For the next two hours my contractions were fairly easy, and were about 5 minutes apart. I hung out in the hospital bed and used the computer, watched TV, and Carl tried to get in a little nap. I had a couple tough contractions where I vomited all of the food I had eaten on the way to the hospital, which apparently was a sign that I was dilating. I was put on an anti-nausea drug and that meant that I wasn’t even supposed to have much to drink or many ice chips for the rest of the day because it would be too much stress if I was throwing everything up. It also meant that they kept my pitocin dosage to the lowest amount, though. By 5:30 I was 3 cm, so they declared my active labor to have started at 5 am because there was a “cervical change”.
The next stretch felt long, because we had no idea how much longer we had. 6-12 hours was the best estimate we heard, and I was pretty sure I couldn’t make it without drugs for 12 hours. I was having a lot of back labor so I was having Carl press on my spine and my hips during each contraction to make them bearable. At some point I moved onto the birthing ball (it looked like this), which was the best thing all day. It helped Carl get into a better position to push on my hips and back, it relieved some of the pressure on my pelvis, and I was actually able to breathe through a couple contractions on my own without coaching (seriously, like 2. I needed a lot of reminders to breathe and relax, even while I was clenching my face and saying I AM RELAXED). Around 9:15 the doctor came by and I was at 6 cm, which gave a lot of hope that this wouldn’t last forever. I got back on the ball, and by this point we had reached a rhythm. I’d say “it’s coming”, Carl would get into position, coach me through each contraction, and it was all a lot easier (although let me mention that there is no doubting that it hurt every bit as much as I ever thought labor would hurt. And I argued for the drugs, saying that with back labor, pitocin, and my water having broken I must be in too much pain to make it without drugs, but especially once I was at 6 cm and it looked like I was progressing well enough that I could make it through. This was so much a team effort – there’s no way I would have made it through without Carl’s coaching and help).

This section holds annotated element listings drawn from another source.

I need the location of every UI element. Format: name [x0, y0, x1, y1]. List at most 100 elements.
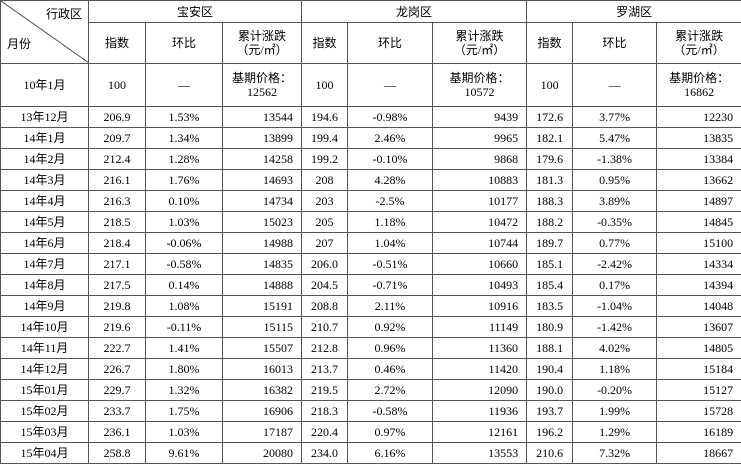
- table-row: 10年1月 100— 基期价格： 12562 100— 基期价格： 10572 100— 基期价…: [0, 63, 741, 107]
- month-cell: 10年1月: [0, 63, 89, 107]
- table-row: 指数 环比 累计涨跌 （元/㎡） 指数 环比 累计涨跌 （元/㎡） 指数 环比 累计涨跌 （元/㎡）: [1, 22, 741, 64]
- index-cell: 208: [301, 169, 349, 191]
- index-cell: 189.7: [526, 232, 574, 254]
- price-cell: 12090: [432, 379, 528, 401]
- price-cell: 10883: [432, 169, 528, 191]
- index-cell: 220.4: [301, 421, 349, 443]
- index-cell: 258.8: [88, 442, 146, 464]
- price-cell: 14048: [656, 295, 741, 317]
- price-cell: 14805: [656, 337, 741, 359]
- month-cell: 15年04月: [0, 442, 89, 464]
- base-price-value: 12562: [247, 85, 278, 99]
- change-cell: 7.32%: [572, 442, 658, 464]
- index-cell: 188.1: [526, 337, 574, 359]
- price-cell: 15507: [221, 337, 303, 359]
- change-cell: 4.28%: [347, 169, 434, 191]
- column-header: 指数: [88, 22, 146, 64]
- index-cell: 100: [301, 63, 349, 107]
- change-cell: -0.58%: [347, 400, 434, 422]
- price-cell: 14334: [656, 253, 741, 275]
- base-price-cell: 基期价格： 16862: [656, 63, 741, 107]
- table-row: 14年3月 216.1 1.76% 14693 208 4.28% 10883 181.3 0.…: [0, 169, 741, 191]
- index-cell: 229.7: [88, 379, 146, 401]
- price-cell: 11936: [432, 400, 528, 422]
- month-cell: 14年1月: [0, 127, 89, 149]
- month-cell: 14年5月: [0, 211, 89, 233]
- change-cell: 0.96%: [347, 337, 434, 359]
- change-cell: —: [145, 63, 223, 107]
- price-cell: 16013: [221, 358, 303, 380]
- index-cell: 188.3: [526, 190, 574, 212]
- month-cell: 14年2月: [0, 148, 89, 170]
- column-header: 指数: [526, 22, 574, 64]
- column-header-line: （元/㎡）: [673, 43, 725, 57]
- price-cell: 13662: [656, 169, 741, 191]
- table-row: 14年2月 212.4 1.28% 14258 199.2 -0.10% 9868 179.6…: [0, 148, 741, 170]
- index-cell: 210.6: [526, 442, 574, 464]
- index-cell: 179.6: [526, 148, 574, 170]
- change-cell: 6.16%: [347, 442, 434, 464]
- change-cell: —: [347, 63, 434, 107]
- index-cell: 233.7: [88, 400, 146, 422]
- price-cell: 13899: [221, 127, 303, 149]
- index-cell: 188.2: [526, 211, 574, 233]
- index-cell: 234.0: [301, 442, 349, 464]
- change-cell: -0.71%: [347, 274, 434, 296]
- index-cell: 194.6: [301, 106, 349, 128]
- change-cell: 1.18%: [572, 358, 658, 380]
- index-cell: 218.5: [88, 211, 146, 233]
- change-cell: 3.89%: [572, 190, 658, 212]
- index-cell: 203: [301, 190, 349, 212]
- price-cell: 10493: [432, 274, 528, 296]
- table-row: 14年7月 217.1 -0.58% 14835 206.0 -0.51% 10660 185…: [0, 253, 741, 275]
- base-price-value: 10572: [464, 85, 495, 99]
- change-cell: 1.99%: [572, 400, 658, 422]
- change-cell: 1.34%: [145, 127, 223, 149]
- price-cell: 12230: [656, 106, 741, 128]
- change-cell: -0.20%: [572, 379, 658, 401]
- index-cell: 217.5: [88, 274, 146, 296]
- index-cell: 217.1: [88, 253, 146, 275]
- price-cell: 15023: [221, 211, 303, 233]
- price-cell: 15127: [656, 379, 741, 401]
- diagonal: [1, 1, 88, 63]
- price-cell: 11149: [432, 316, 528, 338]
- month-cell: 15年03月: [0, 421, 89, 443]
- change-cell: -0.58%: [145, 253, 223, 275]
- index-cell: 218.4: [88, 232, 146, 254]
- table-row: 14年4月 216.3 0.10% 14734 203 -2.5% 10177 188.3 3.…: [0, 190, 741, 212]
- base-price-label: 基期价格：: [669, 71, 730, 85]
- change-cell: -0.10%: [347, 148, 434, 170]
- index-cell: 208.8: [301, 295, 349, 317]
- price-cell: 14693: [221, 169, 303, 191]
- change-cell: 3.77%: [572, 106, 658, 128]
- index-cell: 218.3: [301, 400, 349, 422]
- price-cell: 16382: [221, 379, 303, 401]
- base-price-label: 基期价格：: [232, 71, 293, 85]
- index-cell: 100: [88, 63, 146, 107]
- month-cell: 14年9月: [0, 295, 89, 317]
- table-row: 14年10月 219.6 -0.11% 15115 210.7 0.92% 11149 180…: [0, 316, 741, 338]
- change-cell: 0.10%: [145, 190, 223, 212]
- base-price-cell: 基期价格： 10572: [432, 63, 528, 107]
- price-cell: 20080: [221, 442, 303, 464]
- price-cell: 15728: [656, 400, 741, 422]
- column-header-line: 累计涨跌: [455, 29, 504, 43]
- change-cell: 0.77%: [572, 232, 658, 254]
- index-cell: 183.5: [526, 295, 574, 317]
- price-cell: 18667: [656, 442, 741, 464]
- change-cell: 2.11%: [347, 295, 434, 317]
- column-header: 环比: [347, 22, 434, 64]
- index-cell: 213.7: [301, 358, 349, 380]
- change-cell: 1.75%: [145, 400, 223, 422]
- price-cell: 13553: [432, 442, 528, 464]
- base-price-value: 16862: [684, 85, 715, 99]
- change-cell: 1.03%: [145, 421, 223, 443]
- price-table: 行政区 月份 宝安区 龙岗区 罗湖区 指数 环比 累计涨跌 （元/㎡） 指数 环比 累计涨跌 （元/㎡）…: [0, 0, 741, 464]
- price-cell: 9965: [432, 127, 528, 149]
- index-cell: 190.0: [526, 379, 574, 401]
- index-cell: 190.4: [526, 358, 574, 380]
- column-header: 累计涨跌 （元/㎡）: [432, 22, 528, 64]
- price-cell: 14734: [221, 190, 303, 212]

The surprise came around 10:30/10:45 or so (really the contractions were close enough that I couldn’t focus on anything else, much less the clock) – I started feeling this urge to push during the contractions and I told the nurse that there’s no way I should be feeling that because it was way too early! She checked, and I had progressed all the way to 9 and the baby had dropped almost into position in the last hour. That progress right there is the best advertisement I can give for the birthing ball – it opened up my hips and helped give the gravity needed to move the baby into place. After she checked me out, I got back on the ball for a few minutes, where Carl could actually feel the baby moving down while he was pushing on my back. They called the doctor to come back to the hospital and I moved back into bed after not very long in case it was time to deliver the baby. The nurse told me not to fight the pushing, but not to encourage it either. One of my biggest reasons for not wanting an epidural was to be able to feel the urge to push and use my body’s endorphins to their natural benefit. I have to say, it’s a pretty cool that your body is naturally working to get the baby out like it should. And maybe because the pressure had finally released off of my spine, pushing was the least painful part of the day. Once the doctor showed up, I pushed 3 times in each of 3 contractions and Will was out! Getting stitched up took annoyingly long, but seeing him for the first time was such an awesome feeling.